Precision is the width of the hump; accuracy is where its peak sits relative to the true value. A good measurement is both narrow and centred.

Watch out! This is the most common mistake in every first-year lab, and it is completely backwards. Writing more digits does not make a number more accurate — it just makes a bigger claim about how well you know it, a claim you usually cannot back up. A cheap ruler that reports 3.7\ \text{cm} is being honest; the same ruler reporting 3.71428\ \text{cm} is lying, because it cannot possibly resolve millionths of a centimetre.

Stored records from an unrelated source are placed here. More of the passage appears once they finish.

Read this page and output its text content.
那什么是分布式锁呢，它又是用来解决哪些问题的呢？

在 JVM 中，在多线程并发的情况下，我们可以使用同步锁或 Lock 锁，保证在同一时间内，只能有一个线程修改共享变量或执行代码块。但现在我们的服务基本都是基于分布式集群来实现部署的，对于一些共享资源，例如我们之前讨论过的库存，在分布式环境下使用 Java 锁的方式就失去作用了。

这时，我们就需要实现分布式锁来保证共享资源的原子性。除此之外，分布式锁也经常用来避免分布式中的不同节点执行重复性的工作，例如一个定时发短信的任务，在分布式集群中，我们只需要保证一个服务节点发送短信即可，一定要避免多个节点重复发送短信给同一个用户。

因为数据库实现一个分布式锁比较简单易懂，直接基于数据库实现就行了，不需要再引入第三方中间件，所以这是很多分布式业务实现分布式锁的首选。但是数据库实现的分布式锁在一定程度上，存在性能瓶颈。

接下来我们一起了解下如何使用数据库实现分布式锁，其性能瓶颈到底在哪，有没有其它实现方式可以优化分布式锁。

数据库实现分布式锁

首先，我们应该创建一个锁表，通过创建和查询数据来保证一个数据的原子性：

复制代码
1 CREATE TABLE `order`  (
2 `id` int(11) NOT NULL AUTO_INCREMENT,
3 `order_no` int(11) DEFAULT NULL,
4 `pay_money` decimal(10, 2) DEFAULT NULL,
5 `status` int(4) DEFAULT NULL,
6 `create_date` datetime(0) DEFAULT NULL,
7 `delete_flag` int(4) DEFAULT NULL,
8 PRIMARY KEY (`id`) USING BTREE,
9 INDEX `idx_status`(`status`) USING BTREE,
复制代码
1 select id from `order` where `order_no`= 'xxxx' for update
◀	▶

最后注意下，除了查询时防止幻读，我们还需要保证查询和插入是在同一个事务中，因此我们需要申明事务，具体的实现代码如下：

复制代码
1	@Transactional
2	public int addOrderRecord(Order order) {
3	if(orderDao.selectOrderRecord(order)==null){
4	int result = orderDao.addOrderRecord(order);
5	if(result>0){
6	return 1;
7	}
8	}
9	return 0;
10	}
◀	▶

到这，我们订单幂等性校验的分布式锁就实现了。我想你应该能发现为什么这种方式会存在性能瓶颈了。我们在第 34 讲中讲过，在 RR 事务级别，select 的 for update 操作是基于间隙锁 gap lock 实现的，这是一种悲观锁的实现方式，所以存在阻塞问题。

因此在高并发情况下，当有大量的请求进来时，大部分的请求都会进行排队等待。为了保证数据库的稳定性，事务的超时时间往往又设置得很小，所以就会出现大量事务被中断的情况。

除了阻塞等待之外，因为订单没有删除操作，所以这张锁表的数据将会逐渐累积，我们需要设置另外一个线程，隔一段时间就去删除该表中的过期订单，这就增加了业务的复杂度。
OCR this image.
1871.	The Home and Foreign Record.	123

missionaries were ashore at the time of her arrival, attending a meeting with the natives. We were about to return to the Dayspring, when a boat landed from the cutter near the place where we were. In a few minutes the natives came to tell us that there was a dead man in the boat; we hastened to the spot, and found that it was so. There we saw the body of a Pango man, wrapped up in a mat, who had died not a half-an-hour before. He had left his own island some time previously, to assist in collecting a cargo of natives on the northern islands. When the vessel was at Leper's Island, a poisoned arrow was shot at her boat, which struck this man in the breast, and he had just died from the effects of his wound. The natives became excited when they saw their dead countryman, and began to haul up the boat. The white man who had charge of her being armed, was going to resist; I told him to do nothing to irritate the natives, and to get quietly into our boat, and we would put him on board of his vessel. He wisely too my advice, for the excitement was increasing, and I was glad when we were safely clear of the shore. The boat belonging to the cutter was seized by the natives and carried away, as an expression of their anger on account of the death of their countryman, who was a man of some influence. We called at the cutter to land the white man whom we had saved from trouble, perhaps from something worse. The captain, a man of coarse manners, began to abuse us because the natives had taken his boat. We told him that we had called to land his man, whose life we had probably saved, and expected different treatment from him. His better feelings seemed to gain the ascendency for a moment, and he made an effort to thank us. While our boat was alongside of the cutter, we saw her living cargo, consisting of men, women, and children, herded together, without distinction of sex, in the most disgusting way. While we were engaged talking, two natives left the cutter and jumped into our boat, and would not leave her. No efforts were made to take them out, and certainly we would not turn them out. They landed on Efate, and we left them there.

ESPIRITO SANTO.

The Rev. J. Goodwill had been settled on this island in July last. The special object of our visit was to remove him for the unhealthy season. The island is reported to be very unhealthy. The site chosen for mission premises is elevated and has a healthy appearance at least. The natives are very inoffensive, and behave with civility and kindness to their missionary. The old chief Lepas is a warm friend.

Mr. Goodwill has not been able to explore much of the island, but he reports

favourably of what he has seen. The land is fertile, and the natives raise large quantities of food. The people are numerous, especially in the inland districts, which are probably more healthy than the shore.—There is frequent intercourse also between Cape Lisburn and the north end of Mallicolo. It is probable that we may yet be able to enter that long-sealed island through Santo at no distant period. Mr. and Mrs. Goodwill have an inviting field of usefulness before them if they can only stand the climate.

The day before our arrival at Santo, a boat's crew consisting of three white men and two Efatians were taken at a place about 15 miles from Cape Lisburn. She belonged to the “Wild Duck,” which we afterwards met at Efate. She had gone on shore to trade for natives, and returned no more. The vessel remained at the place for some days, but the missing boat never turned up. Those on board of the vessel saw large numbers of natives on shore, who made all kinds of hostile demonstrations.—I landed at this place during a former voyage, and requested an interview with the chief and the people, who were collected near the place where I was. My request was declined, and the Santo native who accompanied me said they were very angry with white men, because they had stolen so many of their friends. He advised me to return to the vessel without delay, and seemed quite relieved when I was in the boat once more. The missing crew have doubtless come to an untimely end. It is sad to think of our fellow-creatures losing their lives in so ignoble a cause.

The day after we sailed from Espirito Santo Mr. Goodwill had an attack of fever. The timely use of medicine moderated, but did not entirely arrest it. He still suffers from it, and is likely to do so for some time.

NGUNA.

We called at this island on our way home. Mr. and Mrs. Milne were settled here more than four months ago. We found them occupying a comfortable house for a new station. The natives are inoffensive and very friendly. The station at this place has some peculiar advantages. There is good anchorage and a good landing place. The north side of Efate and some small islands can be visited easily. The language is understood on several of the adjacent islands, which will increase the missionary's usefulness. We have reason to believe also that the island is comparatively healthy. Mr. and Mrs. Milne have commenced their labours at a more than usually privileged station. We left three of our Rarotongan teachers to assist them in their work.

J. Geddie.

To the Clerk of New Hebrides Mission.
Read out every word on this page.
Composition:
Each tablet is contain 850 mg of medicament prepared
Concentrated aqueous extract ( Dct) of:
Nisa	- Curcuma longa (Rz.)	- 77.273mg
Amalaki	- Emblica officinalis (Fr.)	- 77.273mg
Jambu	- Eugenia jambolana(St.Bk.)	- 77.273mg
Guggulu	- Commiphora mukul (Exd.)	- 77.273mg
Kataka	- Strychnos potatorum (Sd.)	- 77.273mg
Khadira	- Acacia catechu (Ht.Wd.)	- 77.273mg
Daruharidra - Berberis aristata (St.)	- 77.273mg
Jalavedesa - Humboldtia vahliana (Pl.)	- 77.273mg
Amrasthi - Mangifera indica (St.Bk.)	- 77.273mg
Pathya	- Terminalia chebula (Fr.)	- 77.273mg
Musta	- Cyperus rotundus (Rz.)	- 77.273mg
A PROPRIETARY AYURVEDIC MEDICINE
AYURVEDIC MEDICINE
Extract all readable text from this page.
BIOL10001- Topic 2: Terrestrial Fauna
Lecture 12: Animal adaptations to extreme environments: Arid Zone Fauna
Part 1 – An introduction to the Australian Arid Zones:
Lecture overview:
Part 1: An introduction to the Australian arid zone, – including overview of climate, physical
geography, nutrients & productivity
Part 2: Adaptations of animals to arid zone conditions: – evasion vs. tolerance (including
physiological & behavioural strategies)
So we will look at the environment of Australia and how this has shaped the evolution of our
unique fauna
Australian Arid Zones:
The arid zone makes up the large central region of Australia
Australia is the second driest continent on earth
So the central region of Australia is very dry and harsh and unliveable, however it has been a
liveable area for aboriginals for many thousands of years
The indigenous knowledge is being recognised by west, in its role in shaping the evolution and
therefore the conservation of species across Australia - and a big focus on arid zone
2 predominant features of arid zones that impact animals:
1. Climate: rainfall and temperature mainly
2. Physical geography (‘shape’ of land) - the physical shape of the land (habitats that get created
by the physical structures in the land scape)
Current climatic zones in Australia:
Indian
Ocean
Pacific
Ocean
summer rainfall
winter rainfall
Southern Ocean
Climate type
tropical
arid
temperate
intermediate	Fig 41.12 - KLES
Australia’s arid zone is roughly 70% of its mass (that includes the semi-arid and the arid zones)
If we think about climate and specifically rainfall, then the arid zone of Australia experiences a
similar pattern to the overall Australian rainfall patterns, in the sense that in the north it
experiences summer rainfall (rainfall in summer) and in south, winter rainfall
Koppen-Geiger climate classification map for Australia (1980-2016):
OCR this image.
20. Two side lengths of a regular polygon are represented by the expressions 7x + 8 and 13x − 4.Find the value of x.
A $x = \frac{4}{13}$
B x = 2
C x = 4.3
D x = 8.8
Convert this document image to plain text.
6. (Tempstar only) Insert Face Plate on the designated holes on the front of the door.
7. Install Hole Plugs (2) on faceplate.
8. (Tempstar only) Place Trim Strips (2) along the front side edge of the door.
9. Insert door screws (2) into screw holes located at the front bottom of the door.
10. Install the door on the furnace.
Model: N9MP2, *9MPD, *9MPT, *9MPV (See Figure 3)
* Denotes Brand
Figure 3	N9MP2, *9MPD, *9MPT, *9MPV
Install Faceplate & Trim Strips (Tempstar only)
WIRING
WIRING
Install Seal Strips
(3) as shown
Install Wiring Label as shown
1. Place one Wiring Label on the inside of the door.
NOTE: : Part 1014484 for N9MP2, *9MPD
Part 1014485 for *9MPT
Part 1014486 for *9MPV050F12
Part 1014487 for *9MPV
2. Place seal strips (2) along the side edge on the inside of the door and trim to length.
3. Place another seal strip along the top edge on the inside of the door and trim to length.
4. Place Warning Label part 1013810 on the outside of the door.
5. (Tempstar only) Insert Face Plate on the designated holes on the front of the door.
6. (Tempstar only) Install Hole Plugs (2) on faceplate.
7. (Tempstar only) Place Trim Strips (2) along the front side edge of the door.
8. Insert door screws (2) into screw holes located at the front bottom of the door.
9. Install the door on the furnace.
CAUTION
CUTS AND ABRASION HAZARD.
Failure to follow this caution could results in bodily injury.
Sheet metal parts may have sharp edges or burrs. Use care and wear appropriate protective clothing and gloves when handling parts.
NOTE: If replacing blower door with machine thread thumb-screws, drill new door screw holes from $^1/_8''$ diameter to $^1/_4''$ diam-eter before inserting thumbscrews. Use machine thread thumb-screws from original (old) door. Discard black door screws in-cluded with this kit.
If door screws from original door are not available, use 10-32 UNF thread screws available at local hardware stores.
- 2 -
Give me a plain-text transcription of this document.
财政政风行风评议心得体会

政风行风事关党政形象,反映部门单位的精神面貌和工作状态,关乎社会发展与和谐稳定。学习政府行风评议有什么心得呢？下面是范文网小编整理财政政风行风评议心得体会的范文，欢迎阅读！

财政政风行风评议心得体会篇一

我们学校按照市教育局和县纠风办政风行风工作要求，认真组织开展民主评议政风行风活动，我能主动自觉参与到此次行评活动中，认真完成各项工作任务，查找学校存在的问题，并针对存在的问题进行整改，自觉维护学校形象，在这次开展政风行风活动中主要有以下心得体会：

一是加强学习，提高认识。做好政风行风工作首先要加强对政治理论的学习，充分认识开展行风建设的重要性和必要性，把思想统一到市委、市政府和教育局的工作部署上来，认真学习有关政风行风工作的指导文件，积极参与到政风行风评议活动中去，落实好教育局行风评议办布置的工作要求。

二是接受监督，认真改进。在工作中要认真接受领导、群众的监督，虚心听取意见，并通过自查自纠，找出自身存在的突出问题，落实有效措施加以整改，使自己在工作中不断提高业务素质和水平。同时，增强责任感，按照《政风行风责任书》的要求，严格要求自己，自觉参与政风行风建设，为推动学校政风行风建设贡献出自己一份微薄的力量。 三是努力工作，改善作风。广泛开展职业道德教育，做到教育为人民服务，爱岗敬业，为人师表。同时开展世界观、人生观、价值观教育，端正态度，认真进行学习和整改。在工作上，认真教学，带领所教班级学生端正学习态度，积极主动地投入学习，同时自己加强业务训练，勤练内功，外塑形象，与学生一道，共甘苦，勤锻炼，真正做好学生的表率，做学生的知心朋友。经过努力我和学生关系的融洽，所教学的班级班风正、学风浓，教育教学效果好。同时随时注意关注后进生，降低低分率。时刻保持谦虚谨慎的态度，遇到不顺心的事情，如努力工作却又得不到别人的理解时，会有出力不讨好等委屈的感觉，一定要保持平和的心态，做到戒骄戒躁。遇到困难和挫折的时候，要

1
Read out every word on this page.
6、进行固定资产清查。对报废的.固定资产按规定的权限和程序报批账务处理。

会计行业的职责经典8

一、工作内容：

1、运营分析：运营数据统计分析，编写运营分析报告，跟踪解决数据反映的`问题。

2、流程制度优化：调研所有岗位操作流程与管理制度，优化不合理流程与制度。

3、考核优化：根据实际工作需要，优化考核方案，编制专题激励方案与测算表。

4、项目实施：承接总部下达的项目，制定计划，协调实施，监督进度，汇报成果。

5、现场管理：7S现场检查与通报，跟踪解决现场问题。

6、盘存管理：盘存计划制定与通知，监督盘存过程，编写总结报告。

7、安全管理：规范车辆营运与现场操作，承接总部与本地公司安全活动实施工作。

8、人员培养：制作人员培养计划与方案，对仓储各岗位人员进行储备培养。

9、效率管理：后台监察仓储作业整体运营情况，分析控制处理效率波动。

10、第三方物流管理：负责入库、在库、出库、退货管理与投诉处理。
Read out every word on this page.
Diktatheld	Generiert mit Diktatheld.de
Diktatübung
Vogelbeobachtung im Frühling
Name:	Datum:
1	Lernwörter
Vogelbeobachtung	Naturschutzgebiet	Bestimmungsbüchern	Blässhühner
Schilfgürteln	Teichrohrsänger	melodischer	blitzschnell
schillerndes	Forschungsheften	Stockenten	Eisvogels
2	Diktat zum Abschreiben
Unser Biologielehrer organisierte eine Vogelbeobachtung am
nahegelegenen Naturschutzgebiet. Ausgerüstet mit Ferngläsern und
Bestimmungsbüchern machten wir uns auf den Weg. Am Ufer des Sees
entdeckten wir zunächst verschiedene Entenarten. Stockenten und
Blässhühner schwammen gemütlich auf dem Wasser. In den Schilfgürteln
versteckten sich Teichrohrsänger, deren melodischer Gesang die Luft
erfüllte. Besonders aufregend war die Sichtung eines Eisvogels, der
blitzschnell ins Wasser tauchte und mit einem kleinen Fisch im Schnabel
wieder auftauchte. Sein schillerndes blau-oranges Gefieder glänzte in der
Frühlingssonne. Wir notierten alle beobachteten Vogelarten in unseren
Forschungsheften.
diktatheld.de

Accuracy is set by how close you are to the truth (kill the systematic errors), and precision by how tightly your readings agree (kill the random errors). Neither has anything to do with how many digits your calculator happens to display. When you divide 10.0 by 3 and the screen shows 3.33333333, all but two or three of those threes are fantasy. Report the digits you can defend, and no more — that is what significant figures are for.

Only half of it does — and knowing which half is the whole game. Averaging N readings shrinks the random uncertainty: the standard error of the mean falls like 1/\sqrt{N}, so four times as many readings halves the random scatter. That is real, and it is why we repeat measurements.

But a systematic error is untouched by repetition. If your stopwatch runs 2\% slow, then every one of your thousand readings is 2\% low, and their average is 2\% low too — now quoted with a gloriously tiny random uncertainty that makes your wrong answer look authoritative. Precision without accuracy is a trap. The only cures for systematic error are detective work and calibration: check your instrument against a known standard, re-zero it, swap it for another, and hunt down the hidden bias. No amount of patience at the stopwatch will do it for you.